The alternative is to rely on other services, third party or hosted, that index your site and that you can call with an api to get the result for a search query. The plus side of this is that we don't have to download all the data at the start, owever speed can become a problem if the network latency is very high. Fortunately Read the Docs provides exactly this. Another cool feature of read the docs is that it can use the index created for lunrjs. This way we have to create the index only once, and then, based on our requirements, we can decide if we want to use the api provided by RTD or use lunrjs.

So let's start by creating the index for lunrjs. For this I created a small script. With minor modifications it can also work for your use case. It simply parses every html file in a directory using Beautiful Soup, and then creates a json file containing the text content of the page.

The problem now is that we have to run this script after Read the Docs calls Mkdocs, otherwise our file gets overwritten. To overcome this we are going to use a fantastic mkdocs plugin called mkdocs-simple-hooks, that let's run custom script at any point in the mkdocs build process.
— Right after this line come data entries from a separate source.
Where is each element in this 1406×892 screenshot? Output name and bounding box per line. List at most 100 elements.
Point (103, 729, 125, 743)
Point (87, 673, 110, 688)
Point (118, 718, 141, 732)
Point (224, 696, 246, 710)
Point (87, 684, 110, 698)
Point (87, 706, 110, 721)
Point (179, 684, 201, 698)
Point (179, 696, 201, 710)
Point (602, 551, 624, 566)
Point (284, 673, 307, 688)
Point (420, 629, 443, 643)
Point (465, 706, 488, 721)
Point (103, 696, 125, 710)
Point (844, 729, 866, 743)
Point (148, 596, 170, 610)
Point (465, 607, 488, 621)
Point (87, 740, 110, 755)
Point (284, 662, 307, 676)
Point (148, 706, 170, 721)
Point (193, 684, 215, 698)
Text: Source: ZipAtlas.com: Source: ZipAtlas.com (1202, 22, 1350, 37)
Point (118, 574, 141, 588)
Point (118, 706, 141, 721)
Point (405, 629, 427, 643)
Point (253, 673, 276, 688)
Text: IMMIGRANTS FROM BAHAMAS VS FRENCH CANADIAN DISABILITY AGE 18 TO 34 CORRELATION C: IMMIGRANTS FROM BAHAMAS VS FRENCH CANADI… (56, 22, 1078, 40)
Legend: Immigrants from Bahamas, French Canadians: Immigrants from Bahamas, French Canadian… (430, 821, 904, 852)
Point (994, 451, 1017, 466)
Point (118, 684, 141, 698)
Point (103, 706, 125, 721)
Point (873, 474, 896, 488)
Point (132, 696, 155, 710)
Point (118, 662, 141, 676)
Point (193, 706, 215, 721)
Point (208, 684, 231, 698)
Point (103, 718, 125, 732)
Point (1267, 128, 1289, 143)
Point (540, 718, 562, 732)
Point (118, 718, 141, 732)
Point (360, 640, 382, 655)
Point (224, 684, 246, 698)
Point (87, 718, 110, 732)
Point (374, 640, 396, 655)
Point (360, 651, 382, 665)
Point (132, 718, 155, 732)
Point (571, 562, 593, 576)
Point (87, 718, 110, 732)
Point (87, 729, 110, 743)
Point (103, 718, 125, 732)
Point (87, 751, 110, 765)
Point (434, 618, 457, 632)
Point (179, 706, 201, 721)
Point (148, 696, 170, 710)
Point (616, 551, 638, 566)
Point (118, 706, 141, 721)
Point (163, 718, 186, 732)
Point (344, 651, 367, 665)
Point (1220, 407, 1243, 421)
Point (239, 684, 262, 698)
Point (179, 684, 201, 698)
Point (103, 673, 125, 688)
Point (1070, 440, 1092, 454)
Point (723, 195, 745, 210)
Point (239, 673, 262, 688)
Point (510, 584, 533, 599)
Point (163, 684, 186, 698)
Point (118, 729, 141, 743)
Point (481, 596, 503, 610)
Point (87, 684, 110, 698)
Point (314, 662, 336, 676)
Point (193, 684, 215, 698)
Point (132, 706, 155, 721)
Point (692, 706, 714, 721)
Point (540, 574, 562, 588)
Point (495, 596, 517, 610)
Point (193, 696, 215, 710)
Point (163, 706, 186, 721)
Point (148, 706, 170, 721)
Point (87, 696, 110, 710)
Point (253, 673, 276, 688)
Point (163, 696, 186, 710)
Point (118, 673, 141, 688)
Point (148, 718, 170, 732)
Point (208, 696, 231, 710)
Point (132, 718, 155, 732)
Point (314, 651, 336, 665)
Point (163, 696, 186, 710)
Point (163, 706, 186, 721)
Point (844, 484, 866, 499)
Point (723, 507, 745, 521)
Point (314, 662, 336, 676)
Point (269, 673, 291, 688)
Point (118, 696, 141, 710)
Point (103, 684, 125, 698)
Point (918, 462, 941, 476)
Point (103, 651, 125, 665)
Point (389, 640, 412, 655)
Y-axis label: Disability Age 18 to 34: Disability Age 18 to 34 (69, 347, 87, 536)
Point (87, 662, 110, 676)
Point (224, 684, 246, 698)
No we have only to modify mkdocs.yaml like this, and everything should work!

site_name: ...

docs_dir: "..."

plugins:
  - search
  - mkdocs-simple-hooks:
      hooks:
        on_post_build: "docs.lunr:build_search_index"

Also don't forget to add Beautiful Soup and mkdocs-simple-hooks to the requirements.txt files we have created earlier.

Now the only thing to add some javascript in the frontend. I don't want to drag this post for too long, so I will just link here the complete source of the file I used. I simply copied the source from readthedocs-sphinx-search and modified it a little bit to make it work with the style of my docs.

Conclusion

In this post I wanted to show how I used some not so known features of Read the Docs and Mkdocs to build my custom documentation on a platform which doesn't support it. You can see here the results. While doing got a deeper understanding of how these two project work, discoverd some new tools and in general learned a lot. I think that trying to customize, one can say "hack", a tool we use can be very useful to understand how it really works under the hood. And as a programmer this can be really interesting, but also a lot of fun too!